Washington — The Obama administration vetoed an import ban imposed by the International Trade Commission (ITC) on older cellular-equipped iPads and iPhones that operate on the AT&T network.
The ban, sought by Samsung, would have gone into effect today had not the U.S. Trade Representative issued the veto.
U.S. trade representative Michael Froman said he issued the veto because the ban would harm consumers and the U.S. economy.
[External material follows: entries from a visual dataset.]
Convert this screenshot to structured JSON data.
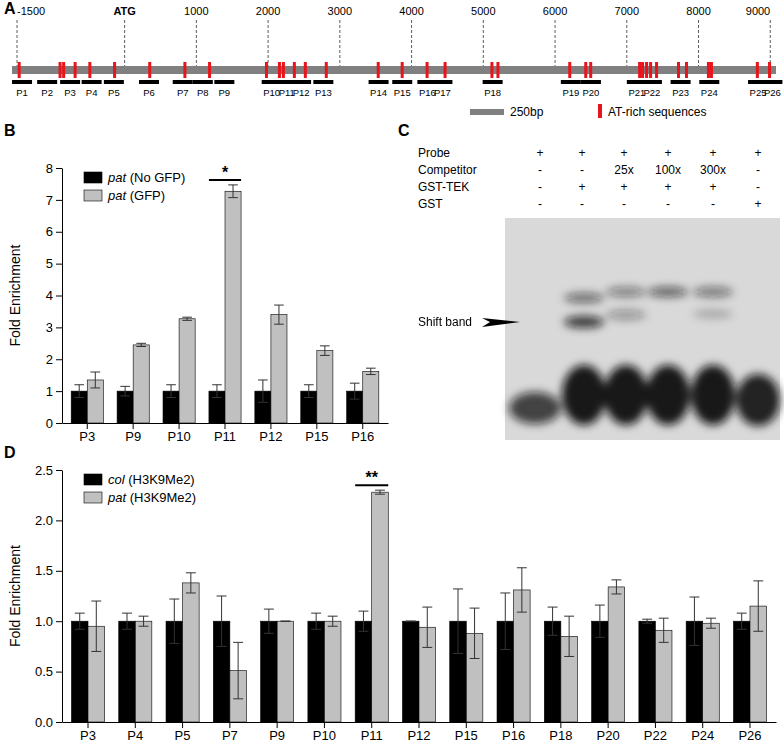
{
  "panel_labels": [
    "A",
    "B",
    "C",
    "D"
  ],
  "diagram": {
    "range": [
      -1570,
      9080
    ],
    "ticks": [
      -1500,
      {
        "value": 0,
        "label": "ATG"
      },
      1000,
      2000,
      3000,
      4000,
      5000,
      6000,
      7000,
      8000,
      9000
    ],
    "at_rich": [
      -1470,
      -900,
      -850,
      -690,
      -485,
      -140,
      350,
      840,
      1184,
      1977,
      2158,
      2213,
      2366,
      2519,
      2811,
      3535,
      3869,
      4216,
      4467,
      5120,
      5204,
      6205,
      6428,
      6497,
      7179,
      7220,
      7276,
      7332,
      7415,
      7721,
      7832,
      8138,
      8180,
      8820,
      8990
    ],
    "primers": [
      {
        "label": "P1",
        "position": -1430
      },
      {
        "label": "P2",
        "position": -1080
      },
      {
        "label": "P3",
        "position": -760
      },
      {
        "label": "P4",
        "position": -460
      },
      {
        "label": "P5",
        "position": -150
      },
      {
        "label": "P6",
        "position": 340
      },
      {
        "label": "P7",
        "position": 810
      },
      {
        "label": "P8",
        "position": 1090
      },
      {
        "label": "P9",
        "position": 1390
      },
      {
        "label": "P10",
        "position": 2050
      },
      {
        "label": "P11",
        "position": 2260
      },
      {
        "label": "P12",
        "position": 2460
      },
      {
        "label": "P13",
        "position": 2770
      },
      {
        "label": "P14",
        "position": 3540
      },
      {
        "label": "P15",
        "position": 3870
      },
      {
        "label": "P16",
        "position": 4220
      },
      {
        "label": "P17",
        "position": 4430
      },
      {
        "label": "P18",
        "position": 5130
      },
      {
        "label": "P19",
        "position": 6220
      },
      {
        "label": "P20",
        "position": 6500
      },
      {
        "label": "P21",
        "position": 7140
      },
      {
        "label": "P22",
        "position": 7350
      },
      {
        "label": "P23",
        "position": 7750
      },
      {
        "label": "P24",
        "position": 8150
      },
      {
        "label": "P25",
        "position": 8830
      },
      {
        "label": "P26",
        "position": 9030
      }
    ],
    "legend": [
      {
        "label": "250bp",
        "color": "#808080"
      },
      {
        "label": "AT-rich sequences",
        "color": "#e8141b"
      }
    ]
  },
  "gel": {
    "rows": [
      {
        "label": "Probe",
        "cells": [
          "+",
          "+",
          "+",
          "+",
          "+",
          "+"
        ]
      },
      {
        "label": "Competitor",
        "cells": [
          "-",
          "-",
          "25x",
          "100x",
          "300x",
          "-"
        ]
      },
      {
        "label": "GST-TEK",
        "cells": [
          "-",
          "+",
          "+",
          "+",
          "+",
          "-"
        ]
      },
      {
        "label": "GST",
        "cells": [
          "-",
          "-",
          "-",
          "-",
          "-",
          "+"
        ]
      }
    ],
    "annotation": "Shift band"
  },
  "chart_data": [
    {
      "type": "bar",
      "y_label": "Fold Enrichment",
      "categories": [
        "P3",
        "P9",
        "P10",
        "P11",
        "P12",
        "P15",
        "P16"
      ],
      "series": [
        {
          "name": "pat (No GFP)",
          "color": "#000000",
          "values": [
            1,
            1,
            1,
            1,
            1,
            1,
            1
          ],
          "errors": [
            0.2,
            0.15,
            0.2,
            0.2,
            0.35,
            0.2,
            0.25
          ]
        },
        {
          "name": "pat (GFP)",
          "color": "#c0c0c0",
          "values": [
            1.35,
            2.45,
            3.27,
            7.27,
            3.4,
            2.27,
            1.62
          ],
          "errors": [
            0.25,
            0.05,
            0.05,
            0.2,
            0.3,
            0.15,
            0.1
          ]
        }
      ],
      "ylim": [
        0,
        8
      ],
      "yticks": [
        0,
        1,
        2,
        3,
        4,
        5,
        6,
        7,
        8
      ],
      "legend": "upper left",
      "annotations": [
        {
          "text": "*",
          "category": "P11"
        }
      ]
    },
    {
      "type": "bar",
      "y_label": "Fold Enrichment",
      "categories": [
        "P3",
        "P4",
        "P5",
        "P7",
        "P9",
        "P10",
        "P11",
        "P12",
        "P15",
        "P16",
        "P18",
        "P20",
        "P22",
        "P24",
        "P26"
      ],
      "series": [
        {
          "name": "col (H3K9Me2)",
          "color": "#000000",
          "values": [
            1,
            1,
            1,
            1,
            1,
            1,
            1,
            1,
            1,
            1,
            1,
            1,
            1,
            1,
            1
          ],
          "errors": [
            0.08,
            0.08,
            0.22,
            0.25,
            0.12,
            0.08,
            0.1,
            0.0,
            0.32,
            0.28,
            0.14,
            0.16,
            0.02,
            0.24,
            0.08
          ]
        },
        {
          "name": "pat (H3K9Me2)",
          "color": "#c0c0c0",
          "values": [
            0.95,
            1.0,
            1.38,
            0.51,
            1.0,
            1.0,
            2.28,
            0.94,
            0.88,
            1.31,
            0.85,
            1.34,
            0.91,
            0.98,
            1.15
          ],
          "errors": [
            0.25,
            0.05,
            0.1,
            0.28,
            0.0,
            0.05,
            0.02,
            0.2,
            0.25,
            0.22,
            0.2,
            0.07,
            0.12,
            0.05,
            0.25
          ]
        }
      ],
      "ylim": [
        0,
        2.5
      ],
      "yticks": [
        {
          "value": 0,
          "label": "0.0"
        },
        0.5,
        {
          "value": 1,
          "label": "1.0"
        },
        1.5,
        {
          "value": 2,
          "label": "2.0"
        },
        2.5
      ],
      "legend": "upper left",
      "annotations": [
        {
          "text": "**",
          "category": "P11"
        }
      ]
    }
  ]
}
He said Samsung could pursue enforcement of its cellular-related patent by seeking monetary damages in courts.
The products at issue are the iPhone 4, iPhone 3GS, iPad 3G, iPad2 3G and iPad 3, but only the iPhone 4 and cellular-equipped iPad 2 were available on the Apple and AT&T online stores at the time the ITC issued its ban in June.
Apple contended that the technology in question is an essential part of a cellular-industry standard and has tried to license the technology, but Apple contends Samsung isn’t licensing that technology under fair, reasonable, and non-discriminatory (FRAND) licensing terms as contributors to industry standards-settings bodies normally do.
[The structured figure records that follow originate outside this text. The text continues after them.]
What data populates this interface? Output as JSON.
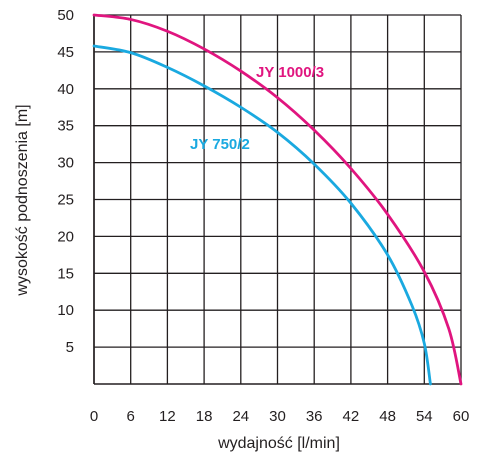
{
  "chart_data": {
    "type": "line",
    "xlabel": "wydajność [l/min]",
    "ylabel": "wysokość podnoszenia [m]",
    "xlim": [
      0,
      60
    ],
    "ylim": [
      0,
      50
    ],
    "x_ticks": [
      0,
      6,
      12,
      18,
      24,
      30,
      36,
      42,
      48,
      54,
      60
    ],
    "y_ticks": [
      5,
      10,
      15,
      20,
      25,
      30,
      35,
      40,
      45,
      50
    ],
    "grid": true,
    "series": [
      {
        "name": "JY 1000/3",
        "color": "#e0157f",
        "points": [
          [
            0,
            50
          ],
          [
            6,
            49.4
          ],
          [
            12,
            47.8
          ],
          [
            18,
            45.4
          ],
          [
            24,
            42.4
          ],
          [
            30,
            38.8
          ],
          [
            36,
            34.4
          ],
          [
            42,
            29.2
          ],
          [
            48,
            23.0
          ],
          [
            54,
            15.2
          ],
          [
            58,
            7.5
          ],
          [
            60,
            0
          ]
        ]
      },
      {
        "name": "JY 750/2",
        "color": "#1aa9e0",
        "points": [
          [
            0,
            45.8
          ],
          [
            6,
            44.9
          ],
          [
            12,
            42.9
          ],
          [
            18,
            40.4
          ],
          [
            24,
            37.5
          ],
          [
            30,
            34.1
          ],
          [
            36,
            29.8
          ],
          [
            42,
            24.5
          ],
          [
            48,
            17.5
          ],
          [
            52,
            10.6
          ],
          [
            54,
            5.5
          ],
          [
            55,
            0
          ]
        ]
      }
    ]
  }
}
The veto, which can’t be appealed, was the first veto of an ITC decision in decades.
The decision could dissuade telecom and technology companies from pursuing import bans against rivals in the future and steer those companies toward pursuing monetary damages in courts, although courts could also impose sales bans.
In a letter to the ITC, Froman advised the commission that it “should be certain to … examine thoroughly and carefully on its own initiative the public interest issues presented both at the outset of its proceeding and when determining whether a particular remedy is in the public interest.”
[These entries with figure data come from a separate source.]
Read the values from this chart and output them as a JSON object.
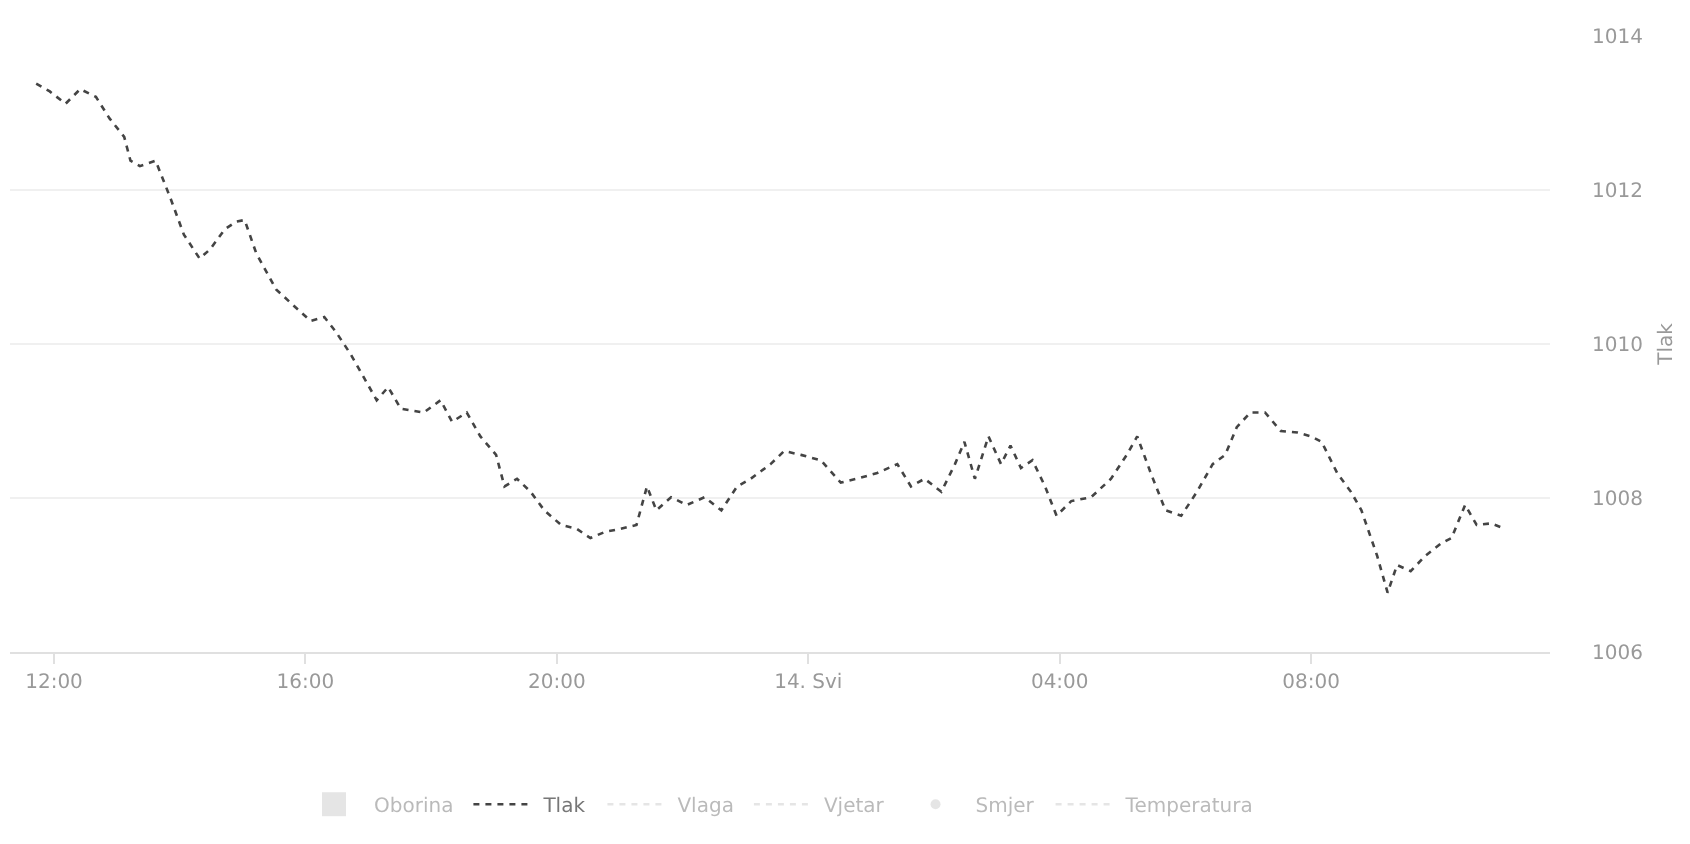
{
  "chart_data": {
    "type": "line",
    "ylabel": "Tlak",
    "xlim": [
      "--05-13T11:18",
      "--05-14T11:48"
    ],
    "xticks": [
      {
        "value": "--05-13T12:00",
        "label": "12:00"
      },
      {
        "value": "--05-13T16:00",
        "label": "16:00"
      },
      {
        "value": "--05-13T20:00",
        "label": "20:00"
      },
      {
        "value": "--05-14T00:00",
        "label": "14. Svi"
      },
      {
        "value": "--05-14T04:00",
        "label": "04:00"
      },
      {
        "value": "--05-14T08:00",
        "label": "08:00"
      }
    ],
    "ylim": [
      1006,
      1014
    ],
    "yticks": [
      1006,
      1008,
      1010,
      1012,
      1014
    ],
    "grid": "y",
    "legend": "bottom",
    "line_style": "dotted",
    "x": [
      "--05-13T11:43",
      "--05-13T11:56",
      "--05-13T12:11",
      "--05-13T12:25",
      "--05-13T12:40",
      "--05-13T12:53",
      "--05-13T13:07",
      "--05-13T13:13",
      "--05-13T13:22",
      "--05-13T13:37",
      "--05-13T13:51",
      "--05-13T14:04",
      "--05-13T14:19",
      "--05-13T14:29",
      "--05-13T14:43",
      "--05-13T14:54",
      "--05-13T15:02",
      "--05-13T15:13",
      "--05-13T15:32",
      "--05-13T15:51",
      "--05-13T16:05",
      "--05-13T16:18",
      "--05-13T16:29",
      "--05-13T16:43",
      "--05-13T16:56",
      "--05-13T17:08",
      "--05-13T17:19",
      "--05-13T17:31",
      "--05-13T17:53",
      "--05-13T18:09",
      "--05-13T18:20",
      "--05-13T18:34",
      "--05-13T18:47",
      "--05-13T19:02",
      "--05-13T19:10",
      "--05-13T19:22",
      "--05-13T19:35",
      "--05-13T19:48",
      "--05-13T20:04",
      "--05-13T20:19",
      "--05-13T20:32",
      "--05-13T20:46",
      "--05-13T21:01",
      "--05-13T21:16",
      "--05-13T21:26",
      "--05-13T21:35",
      "--05-13T21:49",
      "--05-13T22:04",
      "--05-13T22:21",
      "--05-13T22:37",
      "--05-13T22:52",
      "--05-13T23:05",
      "--05-13T23:24",
      "--05-13T23:37",
      "--05-13T23:53",
      "--05-14T00:12",
      "--05-14T00:31",
      "--05-14T00:46",
      "--05-14T01:05",
      "--05-14T01:25",
      "--05-14T01:38",
      "--05-14T01:51",
      "--05-14T02:07",
      "--05-14T02:20",
      "--05-14T02:29",
      "--05-14T02:39",
      "--05-14T02:52",
      "--05-14T03:04",
      "--05-14T03:13",
      "--05-14T03:23",
      "--05-14T03:34",
      "--05-14T03:46",
      "--05-14T03:57",
      "--05-14T04:11",
      "--05-14T04:30",
      "--05-14T04:49",
      "--05-14T05:04",
      "--05-14T05:14",
      "--05-14T05:27",
      "--05-14T05:41",
      "--05-14T05:56",
      "--05-14T06:11",
      "--05-14T06:26",
      "--05-14T06:38",
      "--05-14T06:49",
      "--05-14T07:02",
      "--05-14T07:16",
      "--05-14T07:31",
      "--05-14T07:47",
      "--05-14T08:00",
      "--05-14T08:10",
      "--05-14T08:25",
      "--05-14T08:38",
      "--05-14T08:48",
      "--05-14T09:03",
      "--05-14T09:13",
      "--05-14T09:22",
      "--05-14T09:35",
      "--05-14T09:49",
      "--05-14T10:04",
      "--05-14T10:14",
      "--05-14T10:27",
      "--05-14T10:38",
      "--05-14T10:52",
      "--05-14T11:05"
    ],
    "series": [
      {
        "name": "Oborina",
        "type": "bar",
        "color": "#cccccc",
        "values": [
          null,
          null,
          null,
          null,
          null,
          null,
          null,
          null,
          null,
          null,
          null,
          null,
          null,
          null,
          null,
          null,
          null,
          null,
          null,
          null,
          null,
          null,
          null,
          null,
          null,
          null,
          null,
          null,
          null,
          null,
          null,
          null,
          null,
          null,
          null,
          null,
          null,
          null,
          null,
          null,
          null,
          null,
          null,
          null,
          null,
          null,
          null,
          null,
          null,
          null,
          null,
          null,
          null,
          null,
          null,
          null,
          null,
          null,
          null,
          null,
          null,
          null,
          null,
          null,
          null,
          null,
          null,
          null,
          null,
          null,
          null,
          null,
          null,
          null,
          null,
          null,
          null,
          null,
          null,
          null,
          null,
          null,
          null,
          null,
          null,
          null,
          null,
          null,
          null,
          null,
          null,
          null,
          null,
          null,
          null,
          null,
          null,
          null,
          null,
          null,
          null,
          null,
          null,
          null,
          null
        ]
      },
      {
        "name": "Tlak",
        "color": "#444444",
        "values": [
          1013.38,
          1013.28,
          1013.12,
          1013.31,
          1013.21,
          1012.93,
          1012.69,
          1012.38,
          1012.31,
          1012.38,
          1011.9,
          1011.42,
          1011.11,
          1011.23,
          1011.49,
          1011.59,
          1011.61,
          1011.18,
          1010.71,
          1010.47,
          1010.3,
          1010.35,
          1010.16,
          1009.87,
          1009.56,
          1009.27,
          1009.44,
          1009.16,
          1009.11,
          1009.27,
          1008.99,
          1009.11,
          1008.8,
          1008.56,
          1008.15,
          1008.25,
          1008.08,
          1007.84,
          1007.65,
          1007.6,
          1007.48,
          1007.56,
          1007.6,
          1007.65,
          1008.15,
          1007.84,
          1008.01,
          1007.91,
          1008.01,
          1007.84,
          1008.15,
          1008.25,
          1008.44,
          1008.61,
          1008.56,
          1008.49,
          1008.2,
          1008.25,
          1008.32,
          1008.44,
          1008.15,
          1008.25,
          1008.08,
          1008.44,
          1008.73,
          1008.25,
          1008.8,
          1008.44,
          1008.68,
          1008.39,
          1008.49,
          1008.15,
          1007.77,
          1007.96,
          1008.01,
          1008.25,
          1008.56,
          1008.8,
          1008.32,
          1007.84,
          1007.77,
          1008.08,
          1008.44,
          1008.56,
          1008.92,
          1009.11,
          1009.11,
          1008.87,
          1008.85,
          1008.8,
          1008.73,
          1008.32,
          1008.08,
          1007.84,
          1007.25,
          1006.77,
          1007.13,
          1007.05,
          1007.25,
          1007.41,
          1007.48,
          1007.91,
          1007.65,
          1007.67,
          1007.6
        ]
      },
      {
        "name": "Vlaga",
        "type": "line",
        "color": "#cccccc",
        "values": [
          null,
          null,
          null,
          null,
          null,
          null,
          null,
          null,
          null,
          null,
          null,
          null,
          null,
          null,
          null,
          null,
          null,
          null,
          null,
          null,
          null,
          null,
          null,
          null,
          null,
          null,
          null,
          null,
          null,
          null,
          null,
          null,
          null,
          null,
          null,
          null,
          null,
          null,
          null,
          null,
          null,
          null,
          null,
          null,
          null,
          null,
          null,
          null,
          null,
          null,
          null,
          null,
          null,
          null,
          null,
          null,
          null,
          null,
          null,
          null,
          null,
          null,
          null,
          null,
          null,
          null,
          null,
          null,
          null,
          null,
          null,
          null,
          null,
          null,
          null,
          null,
          null,
          null,
          null,
          null,
          null,
          null,
          null,
          null,
          null,
          null,
          null,
          null,
          null,
          null,
          null,
          null,
          null,
          null,
          null,
          null,
          null,
          null,
          null,
          null,
          null,
          null,
          null,
          null,
          null
        ]
      },
      {
        "name": "Vjetar",
        "type": "line",
        "color": "#cccccc",
        "values": [
          null,
          null,
          null,
          null,
          null,
          null,
          null,
          null,
          null,
          null,
          null,
          null,
          null,
          null,
          null,
          null,
          null,
          null,
          null,
          null,
          null,
          null,
          null,
          null,
          null,
          null,
          null,
          null,
          null,
          null,
          null,
          null,
          null,
          null,
          null,
          null,
          null,
          null,
          null,
          null,
          null,
          null,
          null,
          null,
          null,
          null,
          null,
          null,
          null,
          null,
          null,
          null,
          null,
          null,
          null,
          null,
          null,
          null,
          null,
          null,
          null,
          null,
          null,
          null,
          null,
          null,
          null,
          null,
          null,
          null,
          null,
          null,
          null,
          null,
          null,
          null,
          null,
          null,
          null,
          null,
          null,
          null,
          null,
          null,
          null,
          null,
          null,
          null,
          null,
          null,
          null,
          null,
          null,
          null,
          null,
          null,
          null,
          null,
          null,
          null,
          null,
          null,
          null,
          null,
          null
        ]
      },
      {
        "name": "Smjer",
        "type": "scatter",
        "color": "#cccccc",
        "values": [
          null,
          null,
          null,
          null,
          null,
          null,
          null,
          null,
          null,
          null,
          null,
          null,
          null,
          null,
          null,
          null,
          null,
          null,
          null,
          null,
          null,
          null,
          null,
          null,
          null,
          null,
          null,
          null,
          null,
          null,
          null,
          null,
          null,
          null,
          null,
          null,
          null,
          null,
          null,
          null,
          null,
          null,
          null,
          null,
          null,
          null,
          null,
          null,
          null,
          null,
          null,
          null,
          null,
          null,
          null,
          null,
          null,
          null,
          null,
          null,
          null,
          null,
          null,
          null,
          null,
          null,
          null,
          null,
          null,
          null,
          null,
          null,
          null,
          null,
          null,
          null,
          null,
          null,
          null,
          null,
          null,
          null,
          null,
          null,
          null,
          null,
          null,
          null,
          null,
          null,
          null,
          null,
          null,
          null,
          null,
          null,
          null,
          null,
          null,
          null,
          null,
          null,
          null,
          null,
          null
        ]
      },
      {
        "name": "Temperatura",
        "type": "line",
        "color": "#cccccc",
        "values": [
          null,
          null,
          null,
          null,
          null,
          null,
          null,
          null,
          null,
          null,
          null,
          null,
          null,
          null,
          null,
          null,
          null,
          null,
          null,
          null,
          null,
          null,
          null,
          null,
          null,
          null,
          null,
          null,
          null,
          null,
          null,
          null,
          null,
          null,
          null,
          null,
          null,
          null,
          null,
          null,
          null,
          null,
          null,
          null,
          null,
          null,
          null,
          null,
          null,
          null,
          null,
          null,
          null,
          null,
          null,
          null,
          null,
          null,
          null,
          null,
          null,
          null,
          null,
          null,
          null,
          null,
          null,
          null,
          null,
          null,
          null,
          null,
          null,
          null,
          null,
          null,
          null,
          null,
          null,
          null,
          null,
          null,
          null,
          null,
          null,
          null,
          null,
          null,
          null,
          null,
          null,
          null,
          null,
          null,
          null,
          null,
          null,
          null,
          null,
          null,
          null,
          null,
          null,
          null,
          null
        ]
      }
    ]
  }
}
Froman’s decision was criticized by technology companies in the Innovation Alliance, whose members include Qualcomm, InterDigital and others. The group contended that Froman’s letter to the ITC “offers no explanation of the reasons for the disapproval, presenting participants in standard-setting bodies with perhaps the worst of all possible outcomes—da decision that overturns decades of settled understanding without clear guidance to the parties to inform their future FRAND negotiations.”
In addition, the alliance said, “’The decision is particularly damaging given that the patent at issue was never found to be standard-essential but was only declared by its owner that it might be or might in the future become essential.”
The alliance continued, “It is hard to see how this decision will do anything but lead to less participation in standard-setting bodies and more litigation involving not just standard-essential patents but also declared-standard essential patents. That is bad for innovation and bad for U.S. consumers.”